Saturday, March 12, 2011

Show, Don't Tell

In order to fill a novel with action, you must show, not tell.

Not too long ago, an author approached me to blurb her novel via Facebook for her self-published book.  I asked her to send an eCopy of the manuscript so I could read it.  I read about seven pages before I had to stop.  There was no action, no urgency that set a pace to demand I keep reading.  Don't get me wrong, she had great ideas and a strong storyline, but she was telling how a character got from A to B, rather than showing the action.

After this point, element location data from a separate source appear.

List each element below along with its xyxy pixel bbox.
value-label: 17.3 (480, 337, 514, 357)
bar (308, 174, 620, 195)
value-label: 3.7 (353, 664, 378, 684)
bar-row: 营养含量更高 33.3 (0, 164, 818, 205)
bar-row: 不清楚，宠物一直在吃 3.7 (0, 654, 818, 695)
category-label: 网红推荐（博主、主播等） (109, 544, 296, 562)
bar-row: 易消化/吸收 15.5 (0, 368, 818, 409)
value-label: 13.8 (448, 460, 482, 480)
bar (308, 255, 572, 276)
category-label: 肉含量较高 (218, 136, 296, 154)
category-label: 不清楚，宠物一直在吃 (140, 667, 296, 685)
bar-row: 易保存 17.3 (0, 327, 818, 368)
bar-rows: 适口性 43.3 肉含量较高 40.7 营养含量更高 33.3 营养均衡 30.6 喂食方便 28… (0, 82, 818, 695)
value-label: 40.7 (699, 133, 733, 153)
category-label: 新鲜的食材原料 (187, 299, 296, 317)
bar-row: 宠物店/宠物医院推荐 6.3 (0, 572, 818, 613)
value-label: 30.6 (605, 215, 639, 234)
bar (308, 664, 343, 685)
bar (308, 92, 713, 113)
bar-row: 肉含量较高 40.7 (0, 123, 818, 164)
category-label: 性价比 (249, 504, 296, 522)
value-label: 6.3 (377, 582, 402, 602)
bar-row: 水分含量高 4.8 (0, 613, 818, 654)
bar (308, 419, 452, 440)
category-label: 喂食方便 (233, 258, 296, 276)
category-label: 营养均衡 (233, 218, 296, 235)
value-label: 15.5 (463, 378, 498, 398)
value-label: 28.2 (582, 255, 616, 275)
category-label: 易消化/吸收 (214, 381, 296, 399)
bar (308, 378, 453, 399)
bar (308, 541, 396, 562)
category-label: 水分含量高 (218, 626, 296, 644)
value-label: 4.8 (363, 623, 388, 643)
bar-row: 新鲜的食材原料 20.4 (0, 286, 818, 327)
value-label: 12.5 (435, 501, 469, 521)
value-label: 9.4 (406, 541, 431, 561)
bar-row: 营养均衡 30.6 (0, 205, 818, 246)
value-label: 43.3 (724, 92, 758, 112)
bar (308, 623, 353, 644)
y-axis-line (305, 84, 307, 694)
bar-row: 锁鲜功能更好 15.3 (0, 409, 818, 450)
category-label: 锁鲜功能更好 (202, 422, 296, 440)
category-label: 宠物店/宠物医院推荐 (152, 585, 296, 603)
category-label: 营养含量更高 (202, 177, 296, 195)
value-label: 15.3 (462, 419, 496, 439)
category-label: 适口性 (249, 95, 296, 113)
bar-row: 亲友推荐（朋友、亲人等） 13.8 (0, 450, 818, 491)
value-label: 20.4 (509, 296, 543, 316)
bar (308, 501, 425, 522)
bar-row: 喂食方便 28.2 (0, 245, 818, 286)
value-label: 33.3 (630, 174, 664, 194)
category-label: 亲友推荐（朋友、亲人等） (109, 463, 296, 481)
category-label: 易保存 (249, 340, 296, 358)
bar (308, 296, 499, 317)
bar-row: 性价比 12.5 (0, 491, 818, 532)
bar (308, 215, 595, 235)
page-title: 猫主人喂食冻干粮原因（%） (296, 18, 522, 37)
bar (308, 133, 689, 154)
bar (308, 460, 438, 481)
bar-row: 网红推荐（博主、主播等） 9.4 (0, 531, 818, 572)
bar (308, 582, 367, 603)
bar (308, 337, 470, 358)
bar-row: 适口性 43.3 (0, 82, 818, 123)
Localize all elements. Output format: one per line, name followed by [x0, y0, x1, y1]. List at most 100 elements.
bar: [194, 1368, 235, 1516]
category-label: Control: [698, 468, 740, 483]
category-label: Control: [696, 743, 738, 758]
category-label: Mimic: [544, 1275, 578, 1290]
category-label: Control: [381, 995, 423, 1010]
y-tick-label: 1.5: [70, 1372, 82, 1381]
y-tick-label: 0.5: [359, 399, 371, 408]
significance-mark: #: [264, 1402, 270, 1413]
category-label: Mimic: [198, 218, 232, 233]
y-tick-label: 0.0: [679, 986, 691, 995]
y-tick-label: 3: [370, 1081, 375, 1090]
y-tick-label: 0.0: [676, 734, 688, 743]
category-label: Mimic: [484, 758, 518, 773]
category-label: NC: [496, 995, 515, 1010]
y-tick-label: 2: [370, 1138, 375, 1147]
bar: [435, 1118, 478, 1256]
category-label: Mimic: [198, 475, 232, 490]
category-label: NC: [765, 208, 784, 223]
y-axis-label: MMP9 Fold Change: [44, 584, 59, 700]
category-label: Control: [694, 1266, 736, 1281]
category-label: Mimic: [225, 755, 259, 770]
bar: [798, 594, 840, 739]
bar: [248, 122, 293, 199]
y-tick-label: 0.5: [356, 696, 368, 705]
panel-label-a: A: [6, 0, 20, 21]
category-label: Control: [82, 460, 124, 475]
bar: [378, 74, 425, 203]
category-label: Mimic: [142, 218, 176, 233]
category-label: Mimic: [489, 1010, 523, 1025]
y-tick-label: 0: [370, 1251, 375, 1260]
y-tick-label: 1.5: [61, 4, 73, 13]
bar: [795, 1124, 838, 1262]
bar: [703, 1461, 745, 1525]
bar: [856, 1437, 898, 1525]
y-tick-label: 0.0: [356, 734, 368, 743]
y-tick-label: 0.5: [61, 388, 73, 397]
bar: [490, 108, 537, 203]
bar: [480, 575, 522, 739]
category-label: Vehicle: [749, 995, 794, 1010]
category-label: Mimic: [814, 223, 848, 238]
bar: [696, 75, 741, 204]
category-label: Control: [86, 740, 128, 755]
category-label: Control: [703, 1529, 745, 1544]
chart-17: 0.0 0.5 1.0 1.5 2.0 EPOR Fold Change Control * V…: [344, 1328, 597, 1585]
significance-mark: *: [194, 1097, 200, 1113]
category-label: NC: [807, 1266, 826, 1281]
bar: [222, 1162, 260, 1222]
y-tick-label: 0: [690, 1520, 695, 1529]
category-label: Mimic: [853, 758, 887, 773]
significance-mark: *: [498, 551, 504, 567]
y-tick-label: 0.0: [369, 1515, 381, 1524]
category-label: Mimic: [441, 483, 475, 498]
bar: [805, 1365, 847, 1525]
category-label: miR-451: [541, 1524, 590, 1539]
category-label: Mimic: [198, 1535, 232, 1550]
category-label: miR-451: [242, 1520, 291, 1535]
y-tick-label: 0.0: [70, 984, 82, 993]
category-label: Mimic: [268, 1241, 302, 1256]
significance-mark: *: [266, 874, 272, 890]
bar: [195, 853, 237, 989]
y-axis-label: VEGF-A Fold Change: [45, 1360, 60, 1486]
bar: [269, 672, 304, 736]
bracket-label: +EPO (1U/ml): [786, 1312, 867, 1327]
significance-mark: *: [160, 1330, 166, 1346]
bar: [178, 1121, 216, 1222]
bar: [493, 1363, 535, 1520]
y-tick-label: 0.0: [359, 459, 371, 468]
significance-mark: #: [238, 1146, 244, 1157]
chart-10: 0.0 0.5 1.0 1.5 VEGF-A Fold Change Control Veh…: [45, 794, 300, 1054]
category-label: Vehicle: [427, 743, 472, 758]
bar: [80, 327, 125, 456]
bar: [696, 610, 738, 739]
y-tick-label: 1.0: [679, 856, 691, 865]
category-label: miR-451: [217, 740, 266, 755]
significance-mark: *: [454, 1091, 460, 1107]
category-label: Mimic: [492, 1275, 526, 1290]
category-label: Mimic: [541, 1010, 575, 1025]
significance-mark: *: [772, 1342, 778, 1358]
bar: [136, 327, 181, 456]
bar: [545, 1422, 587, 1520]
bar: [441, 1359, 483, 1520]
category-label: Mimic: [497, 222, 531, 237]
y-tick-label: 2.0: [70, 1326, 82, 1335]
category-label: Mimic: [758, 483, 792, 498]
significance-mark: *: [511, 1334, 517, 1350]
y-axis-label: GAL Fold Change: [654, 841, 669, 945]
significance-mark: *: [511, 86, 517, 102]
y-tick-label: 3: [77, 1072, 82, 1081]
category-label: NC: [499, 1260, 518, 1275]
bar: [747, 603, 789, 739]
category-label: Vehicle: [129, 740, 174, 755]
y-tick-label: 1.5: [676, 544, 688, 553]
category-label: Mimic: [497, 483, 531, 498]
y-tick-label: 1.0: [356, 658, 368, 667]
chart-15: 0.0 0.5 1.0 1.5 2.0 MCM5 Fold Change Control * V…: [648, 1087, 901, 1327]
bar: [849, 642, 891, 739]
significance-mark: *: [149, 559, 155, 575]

The novel was tattered with he/she "Began to, tried to, continued to, attempted to, felt," etc.  These phrases clutter writing and hurt the pace of any story.  In most cases, these can be dropped and tighten up the prose dramatically.  And since her novel would be self-published, she didn't have an editor to point this out to her.  I explained this to her, based on my own personal experience, and suggested she revise her novel to remove linking verbs to strengthen the action.  After all, as I had learned, what you publish puts your reputation on the line.  First impressions happen only once.

This is just one of the dangers of self-publication (I plan a future post about the pros and horrors of self-publishing), and why having an editor is very important.

The art of writing is RE-writing.  Revision is key.  I revise constantly and never totally feel satisfied.